Significant consideration and preparation went into designing the study to achieve the most meaningful results. "We applied a statistical procedure which could directly evaluate our hypothesis that cognitive performance remains unaffected," says Pieper. "This is different than simply demonstrating that a change is not statistically verifiable." Prior to their experiment, the researchers calculated the criteria necessary to be statistically significant and published these on an independent research platform online. "This procedure, which is not yet established in research, ensures that researchers cannot amend data and findings to their benefit," emphasizes Pieper. The scientists also used statistical methods to determine the number of test subjects needed to make reliable conclusions before the experiment.

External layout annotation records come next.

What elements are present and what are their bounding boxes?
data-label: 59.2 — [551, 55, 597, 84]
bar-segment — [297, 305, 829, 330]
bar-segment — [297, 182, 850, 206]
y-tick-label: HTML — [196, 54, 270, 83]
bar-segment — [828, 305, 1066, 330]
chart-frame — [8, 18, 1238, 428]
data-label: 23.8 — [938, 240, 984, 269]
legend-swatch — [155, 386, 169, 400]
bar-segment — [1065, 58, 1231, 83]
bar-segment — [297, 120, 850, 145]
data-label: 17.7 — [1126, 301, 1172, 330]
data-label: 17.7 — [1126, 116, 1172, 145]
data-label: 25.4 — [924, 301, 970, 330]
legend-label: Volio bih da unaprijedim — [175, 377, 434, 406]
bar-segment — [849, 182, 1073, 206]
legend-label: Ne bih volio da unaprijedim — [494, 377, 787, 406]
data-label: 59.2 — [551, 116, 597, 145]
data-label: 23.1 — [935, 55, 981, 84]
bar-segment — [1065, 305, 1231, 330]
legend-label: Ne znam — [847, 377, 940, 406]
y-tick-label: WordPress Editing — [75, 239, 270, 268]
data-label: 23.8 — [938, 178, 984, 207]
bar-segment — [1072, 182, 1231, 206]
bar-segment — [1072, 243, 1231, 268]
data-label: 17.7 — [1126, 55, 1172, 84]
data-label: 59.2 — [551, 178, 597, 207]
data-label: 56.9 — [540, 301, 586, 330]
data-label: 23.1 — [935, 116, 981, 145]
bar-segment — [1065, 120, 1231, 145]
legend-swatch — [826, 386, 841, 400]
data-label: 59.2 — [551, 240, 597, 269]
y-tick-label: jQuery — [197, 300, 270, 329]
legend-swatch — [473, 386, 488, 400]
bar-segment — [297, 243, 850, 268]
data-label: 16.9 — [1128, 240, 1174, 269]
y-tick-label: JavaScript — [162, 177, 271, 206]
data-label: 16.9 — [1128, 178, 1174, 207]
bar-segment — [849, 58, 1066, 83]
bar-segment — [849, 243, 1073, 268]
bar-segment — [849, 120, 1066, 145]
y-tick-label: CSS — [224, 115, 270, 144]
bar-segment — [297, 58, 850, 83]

For the study, 44 male and female subjects were randomly selected from 3,500 volunteers in a test person database at TU Berlin. Comparisons of their math results when wearing a mask or not showed that the mask had no impact on subjects' abilities. The vitals measured during the mental exercise – blood oxygen saturation, heart rate, and heart rate variability, that is how the time between heartbeats changes on average – also remained unchanged. A change to a lower variability would have been an indicator of ongoing stress. Participants were also asked to subjectively assess their mental stress using a questionnaire developed by NASA. These results also did not show a difference between the math problems completed with and without a mask.
"From our other experiments on human-machine interaction, we know that a 5-minute time frame is adequate to observe physical and mental reactions to external stimuli," explains Spang. To be sure, participants were even tested with the math problems for fifteen minutes each, once without a mask and once with a mask, and only the results of the last five minutes of these stress phases were evaluated. According to Spang, however, it is important not to conflate the results of the study with subjective perceptions of physical changes. "Other studies demonstrate, for example, that our breathing rhythm changes when we have an additional air space in front of our mouth and nose," he explains. "Due to the buildup of warm air, you may feel as well that you have an increased temperature." Such perceptions however do not impact the actual values of lung function or body temperature.